Mordió el frío a los huesos y el alma chilló de dolor, porque la carne había dejado el cuerpo, pero el alma se había arropado entre los huesos y los huesos sin carne no pueden besar. Los huesos sin carne no pueden acariciar. Los huesos sin carne no pueden amar. Entonces incrédulo de estas crueldades del destino trató de hacer pacto con los gusanos para que le devolvieran lo que le pertenecía, pero estos hartos de gula, no supieron responder más que con una nueva bocanada a la casi extinta carne. Sin poder defenderse más que con el grito en quietud, supo que no podría volver, que no podría regocijarse en el regazo de su amada, así que se dejó devorar, hasta que hubiera quedado la desnudez de los huesos.
En una esquina de una húmeda tumba, reposan los huesos y revolotean los pensamientos de una alma olvidada por aquellos que decían quererle. Aquí el tiempo no existe y ese es el peor infierno para quién no muere, ni vive, ni existe, ni se ve. Sin la noción del tiempo la eternidades son tan solo eso, una palabra, porque sin él todo se detiene, sin él nada existe y hasta el alma en su inmensidad se vuelve pequeña, eso se decía, eso pensaba, pero nunca dejaba el recuerdo de su amada. Después de todo es lo único que le quedaba, lo único que deseaba y lo único por lo que todavía pensaba. Entre tantos intentos no podía siquiera mover el polvo de sobre sus huesos, peor aún mover siquiera un falange, pero las mareas de lo vivo entre sus inmensos misterios trajo hasta si un pequeño halo de luz. Halo de luz por el que se veía el marchar de las ratas, bestezuelas que no se habían animado a realizarle una visita. Puesto que, unos huesos vacíos no podrían nutrir a tan avariciosos animales, ellas iban por los recién llegados, por la carne fresca, por los festines recién servidos. Los huesos nada representaban para ellas. Pero la curiosidad siempre mueve destinos, así que de entre tantas, una de ellas tenía que espiar por el pequeño agujero y así lo hizo. Esos pequeños ojos brillantes se asomaron por el pequeño orificio que separaba el alma en huesos de la rata. Su pequeña nariz se asomó, olfateó, tratando de buscar quizá algo en particular y sus manos se dedicaron a escavar. Hizo amplio el orificio, llegó hasta los huesos, observó con cierta curiosidad, se apoderó de un falange del pie izquierdo, lo mordisqueó y trató de emprender la retirada, pero un clamor detuvo al animal:
«Si haz de irte, lleva contigo todos mis huesos, tienes permiso para sacarlos hasta la luz, déjalos allí o si bien puedes, podrías rogar a tus hermanas que me lleven hasta el hogar de mi amada, no seré desagradecido contigo, una vez me hayas brindado tu ayuda, yo te brindaré exquisitos manjares.»

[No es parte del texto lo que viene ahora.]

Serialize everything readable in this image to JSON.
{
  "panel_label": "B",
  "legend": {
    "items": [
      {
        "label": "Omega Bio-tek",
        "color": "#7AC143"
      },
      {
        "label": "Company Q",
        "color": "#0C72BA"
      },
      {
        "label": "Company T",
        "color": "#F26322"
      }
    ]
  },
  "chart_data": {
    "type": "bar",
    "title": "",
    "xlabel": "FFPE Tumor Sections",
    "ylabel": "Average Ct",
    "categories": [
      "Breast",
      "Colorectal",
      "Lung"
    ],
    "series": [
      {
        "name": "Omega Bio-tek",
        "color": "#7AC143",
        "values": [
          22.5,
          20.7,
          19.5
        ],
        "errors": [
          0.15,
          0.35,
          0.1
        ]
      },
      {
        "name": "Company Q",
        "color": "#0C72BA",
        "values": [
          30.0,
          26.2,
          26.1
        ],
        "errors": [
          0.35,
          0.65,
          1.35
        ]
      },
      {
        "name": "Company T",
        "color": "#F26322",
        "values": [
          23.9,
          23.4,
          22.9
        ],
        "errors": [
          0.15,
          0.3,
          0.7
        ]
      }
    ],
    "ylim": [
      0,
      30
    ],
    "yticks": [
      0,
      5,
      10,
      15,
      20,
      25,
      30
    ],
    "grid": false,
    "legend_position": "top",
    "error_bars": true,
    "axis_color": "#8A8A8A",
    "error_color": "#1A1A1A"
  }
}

El animal que antes de ser animal es más humano que animal, se detuvo a pensar, chilló con fuerza y salió corriendo de la tumba. Segundos después apareció nuevamente, traía consigo a un par de sus hermanas, chillaron entre ellas, una observó los huesos de reojo y se abalanzó con ira sobre el cráneo, los mordisqueo, hasta que un par de dientes se desprendieron del maxilar. Chilló con ira, mordió la oreja de una de sus hermanas y salieron corriendo. Entonces comprendió que no me le ayudarían, seguramente no entendían lo que quería lograr. Sin embargo, las paredes de la tumba se habían debilitado con la última incursión de las ratas.
Entonces supe que en ese lugar debía esperar hasta que mis huesos se hicieran polvo y con el polvo quizá regresar a mi lugar de origen. El origen, lejano a toda comprensión de lo que es el amor, lejano al pensamiento de esas motivaciones emocionales por las que la vida es vida.
Me resigné y aquí estoy otra vez, regresé del polvo para amar otra vez, sufrir, morir y volver a la eternidad siendo lo que siempre fui; polvo y olvido.